With outage season in full swing, Greg McAuley, CTO of TRS Services and lead consultant at sister company GMW Consulting, shares his decades of industry experience below in the post-outage checklist he developed for owner/operators of gas and steam turbine/generators. Post-outage reviews and records are particularly important, McAuley says, because you already paid for the knowledge gained and don’t want to repeat any errors in judgement that might have been made.
Priority No. 1 after celebrating your outage success is to ensure all vendors—in particular, those service providers participating in the inspection, repair, upgrade, etc, of HRSGs, high-energy piping systems, and gas and steam turbine/generators—have completed and submitted their outage reports while memories are still fresh. McAuley suggests you have the reports within a month or two after work is completed.
Reports received, the next step is obvious: Read the reports thoroughly, jotting down questions for follow-up with vendors, noting where clarifications are necessary. Next, load pertinent data into your CMMS and other systems/databases. Review recommendations made by service providers, factoring pertinent comments into the plan for your next outage.
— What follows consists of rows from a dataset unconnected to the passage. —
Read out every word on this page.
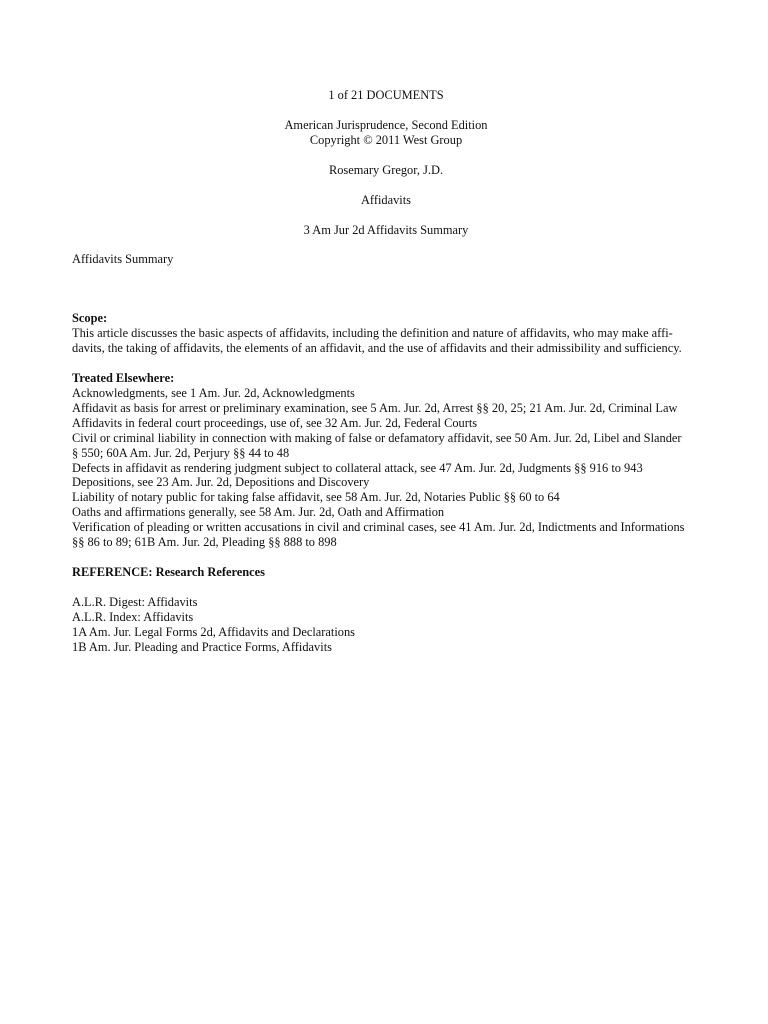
1 of 21 DOCUMENTS

American Jurisprudence, Second Edition

Copyright © 2011 West Group

Rosemary Gregor, J.D.

Affidavits

3 Am Jur 2d Affidavits Summary

Affidavits Summary

Scope:

This article discusses the basic aspects of affidavits, including the definition and nature of affidavits, who may make affi-

davits, the taking of affidavits, the elements of an affidavit, and the use of affidavits and their admissibility and sufficiency.

Treated Elsewhere:

Acknowledgments, see 1 Am. Jur. 2d, Acknowledgments

Affidavit as basis for arrest or preliminary examination, see 5 Am. Jur. 2d, Arrest §§ 20, 25; 21 Am. Jur. 2d, Criminal Law

Affidavits in federal court proceedings, use of, see 32 Am. Jur. 2d, Federal Courts

Civil or criminal liability in connection with making of false or defamatory affidavit, see 50 Am. Jur. 2d, Libel and Slander

§ 550; 60A Am. Jur. 2d, Perjury §§ 44 to 48

Defects in affidavit as rendering judgment subject to collateral attack, see 47 Am. Jur. 2d, Judgments §§ 916 to 943

Depositions, see 23 Am. Jur. 2d, Depositions and Discovery

Liability of notary public for taking false affidavit, see 58 Am. Jur. 2d, Notaries Public §§ 60 to 64

Oaths and affirmations generally, see 58 Am. Jur. 2d, Oath and Affirmation

Verification of pleading or written accusations in civil and criminal cases, see 41 Am. Jur. 2d, Indictments and Informations

§§ 86 to 89; 61B Am. Jur. 2d, Pleading §§ 888 to 898

REFERENCE: Research References

A.L.R. Digest: Affidavits

A.L.R. Index: Affidavits

1A Am. Jur. Legal Forms 2d, Affidavits and Declarations

1B Am. Jur. Pleading and Practice Forms, Affidavits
In parallel with your outage review, ensure all components removed from plant equipment are accounted for and their locations are known. Aim for completing the post-outage inventory in less than six months. The timeline may sound generous but it really is not, because the following work is involved:
- Repair versus scrap assessment. Segregate from the repairable spares, parts damaged beyond repair and those that have reached their retirement dates based on service hours or starts.
- Schedule repairs. Decide what parts to repair, and when. McAuley suggests that if you do not have a risk-based inventory management plan, this would be a good time to develop one. Keep an open mind on schedule: Depending on inventory and power demand, you may want to delay or accelerate repairs of critical spares.
- Develop the necessary RFQs.
- Evaluate the quotes received and award inspections. McAuley notes that peer and/or consultant review can help here because no two repair vendors think or act alike.
- Follow the repair effort closely, paying particular attention to assure specifications and dimensions are met and verified by internal or external experts.
- Return repaired parts to inventory.
- Don’t forget the consumables. A list of consumable hardware requiring replenishment should be provided by the maintenance contractor or warehouse supervisor. This can be done to the same time schedule as capital parts.
Safety. Goal for incorporating safety lessons learned into the plant’s procedures should be three months or less. Pay particular attention to the following:
- LOTO issues.
- Performance of dedicated safety personnel.
- Rigging and lifting assessments; factor findings into future lift plans.
- Results of safety audits.
- Results of toolbox meeting audits.
- Communicate audit results and resulting procedural changes to staff.
Outage performance. Review how everyone performed during the outage and how plant contractor personnel can improve going forward. Budget up to three months for this effort.
- Review and discuss the outage scorecard.
- Reassess manpower requirements.
- Identify bottlenecks encountered.
- How did safety impact schedule?
Outage financial analysis. Four to six months typically is adequate for this segment of the outage evaluation.
- Quantify and qualify extra work: Should it have been part of the original work scope?
- Manpower loading and tooling: Could the work have been done with fewer people? Would more personnel have been better?
- Quantify surprises: How could surprises have been avoided by spending less than the extra impact of them?
Post-outage data analysis. Findings can impact several of the other analyses being conducted, so this should have a high priority. Aim to have this effort finished within a month after outage completion.
- Tuning
- Vibration
- Performance
- Remaining or new equipment issues—for example, oil or air leaks.
Planning the next outage. Begin this task immediately and never stop.
- Base work scope on the type of outage.
- Identify additional scope from the results of the outage just completed.
- Incorporate safety and other lessons learned in RF Q documentation.
- Develop RFQs while experiences are fresh in everyone’s mind. Waiting contributes to forgetting and missing opportunities.
- Modify your plans as new information/data is uncovered or produced.